Like weather in March, the new superpower relationship runs both hot and cold

As was expectable, and expected, the second week of the new Soviet-American experiment in easier relations has been marked by rhetorical backtracking. Each side brushed up old cold war slogans to pacify their respective hard-line critics who fear that all this new hands-across-the-iron-curtain business may go too fast and too far.

The Soviets pointedly ignored President Reagan's invitation to a ``summit'' and their point man in Geneva, Viktor Karpov, accused the United States of already trying to back out of its pre-Geneva promise to negotiate all aspects of arms control without preconditions.
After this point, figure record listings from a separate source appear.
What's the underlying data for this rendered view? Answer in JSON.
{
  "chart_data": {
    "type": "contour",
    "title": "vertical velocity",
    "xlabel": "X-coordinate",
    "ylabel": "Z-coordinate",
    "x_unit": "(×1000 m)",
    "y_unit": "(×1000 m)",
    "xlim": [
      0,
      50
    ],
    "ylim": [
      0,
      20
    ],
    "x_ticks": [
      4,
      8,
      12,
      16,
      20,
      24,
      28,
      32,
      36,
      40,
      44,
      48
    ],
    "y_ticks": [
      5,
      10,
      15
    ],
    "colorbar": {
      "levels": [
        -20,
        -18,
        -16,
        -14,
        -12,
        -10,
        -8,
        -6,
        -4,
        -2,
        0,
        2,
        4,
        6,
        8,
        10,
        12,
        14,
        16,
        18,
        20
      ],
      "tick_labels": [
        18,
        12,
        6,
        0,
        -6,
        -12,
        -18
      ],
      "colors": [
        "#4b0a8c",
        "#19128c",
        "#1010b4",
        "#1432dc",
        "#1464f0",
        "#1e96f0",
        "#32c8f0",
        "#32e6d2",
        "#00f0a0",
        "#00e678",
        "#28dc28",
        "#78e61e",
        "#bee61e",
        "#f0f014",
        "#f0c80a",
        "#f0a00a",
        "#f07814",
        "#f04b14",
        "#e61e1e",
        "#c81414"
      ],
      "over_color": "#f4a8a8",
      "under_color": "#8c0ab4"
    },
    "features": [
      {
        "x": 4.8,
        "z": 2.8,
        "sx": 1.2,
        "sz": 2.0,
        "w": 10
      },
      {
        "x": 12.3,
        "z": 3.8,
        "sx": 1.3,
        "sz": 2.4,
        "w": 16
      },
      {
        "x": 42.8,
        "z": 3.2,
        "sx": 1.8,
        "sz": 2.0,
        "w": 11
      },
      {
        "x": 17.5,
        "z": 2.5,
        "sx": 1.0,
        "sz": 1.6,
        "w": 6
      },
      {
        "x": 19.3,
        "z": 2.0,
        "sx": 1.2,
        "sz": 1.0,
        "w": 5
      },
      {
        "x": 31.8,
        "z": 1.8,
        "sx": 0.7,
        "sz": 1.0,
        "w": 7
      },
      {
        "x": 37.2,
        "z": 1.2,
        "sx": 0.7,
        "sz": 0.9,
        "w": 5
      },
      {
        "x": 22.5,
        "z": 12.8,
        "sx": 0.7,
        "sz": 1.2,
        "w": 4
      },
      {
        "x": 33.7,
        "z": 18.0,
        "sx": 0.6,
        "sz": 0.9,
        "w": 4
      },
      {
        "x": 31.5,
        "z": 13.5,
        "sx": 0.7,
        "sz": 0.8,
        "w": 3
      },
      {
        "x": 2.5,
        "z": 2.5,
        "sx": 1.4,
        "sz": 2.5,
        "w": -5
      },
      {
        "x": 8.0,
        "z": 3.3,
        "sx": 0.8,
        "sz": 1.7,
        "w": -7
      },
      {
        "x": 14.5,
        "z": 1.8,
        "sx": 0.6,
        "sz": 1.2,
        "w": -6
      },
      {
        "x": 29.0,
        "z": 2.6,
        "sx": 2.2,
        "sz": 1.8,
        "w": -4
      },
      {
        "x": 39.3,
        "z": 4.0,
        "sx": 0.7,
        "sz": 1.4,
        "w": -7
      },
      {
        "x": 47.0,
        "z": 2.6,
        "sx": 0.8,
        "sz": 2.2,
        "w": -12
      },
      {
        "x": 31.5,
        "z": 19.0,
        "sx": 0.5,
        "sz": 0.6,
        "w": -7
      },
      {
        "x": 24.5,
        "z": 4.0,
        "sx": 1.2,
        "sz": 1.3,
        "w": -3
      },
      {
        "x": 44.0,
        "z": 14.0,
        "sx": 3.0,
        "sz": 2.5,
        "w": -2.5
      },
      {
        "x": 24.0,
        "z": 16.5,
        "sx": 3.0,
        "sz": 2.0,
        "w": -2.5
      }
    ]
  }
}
President Reagan did his bit for his own anxious hard-liners by reaffirming his conviction that the Soviets violate treaties and run an empire marked by ``human beings persecuted, religions banned, and entire democracies crushed.''

The first week of the experiment had been marked by euphoria. The opening of the new round of arms talks in Geneva was topped by the emergence of a new Soviet leader, Mikhail Gorbachev, and Mr. Reagan's invitation to him to visit the US. The Western press speculated about a new era of d'etente opening up between the superpowers.

This was enough to strike terror in the hearts of hard-liners on both sides of the great-power divide. The d'etente of the Nixon-Kissinger era is a bitter memory to the American right. It meant a run-down in military procurement. It also meant accepting the existing Soviet empire rather than practicing a ``roll back'' of it.

Without an officially proclaimed ``Soviet menace'' the weapons budget languishes in Washington. Does the same thing happen in Moscow? That it does is intimated by the surprising disclosure this past week of a partial text of a speech Soviet Foreign Minister Andrei Gromyko made at the secret session of the Kremlin at which Mr. Gorbachev was confirmed as successor to Konstantin Chernenko.

In that speech Mr. Gromyko, a leading Kremlin hard-liner, seemed to go out of his way to assure his friends, including the military leaders, that Mr. Gorbachev was no appeaser of the US.

Among Kremlin-watchers the theory is regarded as plausible that Mr. Gorbachev won acceptance in return for assurances that he would not abandon their interests for the sake of a deal with Washington.

American hard-liners and self-styled ``neo-conservatives'' have pre-positioned themselves for the present experiment by getting on the record as saying that Mr. Reagan has already abandoned the true conservative faith in foreign policy. They want ``roll back,'' not accommodation.

Norman Podhoretz, editor of Commentary magazine and chief philosopher of the ``neo-conservative'' movement, put his disappointments and fears into an article just printed in a special issue of Foreign Affairs magazine (Volume 63, No. 3). In it he says that during Mr. Reagan's first term he ``proved unwilling to take the political risks and expend the political energy that a real break with the underlying assumptions of d'etente would have entailed.''

Hence Mr. Podhoretz foresees ``negotiations with the Soviet Union not merely on arms control but towards an agreement along the lines of the Basic Principles of D'etente of 1972.''

To Mr. Podhoretz this means Reagan ``will cruelly disappoint those of us who once hoped that he might lead the Republican Party into assuming the responsibility for resisting Soviet imperialism. . . .''

In other words this second week of the new Soviet-American experiment in moving was noticeable for the efforts of hard-liners in both countries to contain and restrain the movement toward easier relations.

Bad relations between Moscow and Washington are preferred by important group interests in both countries. True ideologists exist in both and both shun trafficking with the enemy. The military-industrial complex in both thrives in bad relations, is endangered by any easing. Part, not all, of the politically influential American Jewish community favors the hard line toward Moscow and was prominent in the original campaign against d'etente.

President Reagan is therefore embarked on an experiment which is by no means popular throughout the American political community. It is least popular off on the right of his own constituency, which was shocked when he embraced mainland China, deeply disappointed by his failure to practice active ``roll back'' in Eastern Europe and his failure to overthrow Fidel Castro in Cuba, and is deeply distressed now at the opening to Moscow.

The only things he has done in foreign policy since taking office that genuinely pleased his own right wing were the invasion of Grenada, the backing of the regime in El Salvador with guns, the mobilization of the contra rebels against the ruling Sandinistas in Nicaragua, and the big arms program.

Otherwise his rhetoric has been on their side, but his actions have left them disappointed.

The remaining question is how far Mr. Reagan dare go down the road toward another experiment in easing relations with Moscow. Can he appease his hard-liners with rhetoric? He was doing his best this week, but also hewing staunchly to his military budget. So long as he stays with that, his right will complain and express ``dismay,'' but probably will not break.

We can only speculate about how much leeway Mr. Gorbachev will have in Moscow. Obviously, he does not yet have permission from the majority in the Politburo to seize the invitation to a summit with Reagan. Perhaps the suggestion was rushing the game.

All of this means that for both Reagan and Gorbachev the road toward easier relations will be narrow and stony and beset by many a formidable obstacle. Peace is not going to break out tomorrow.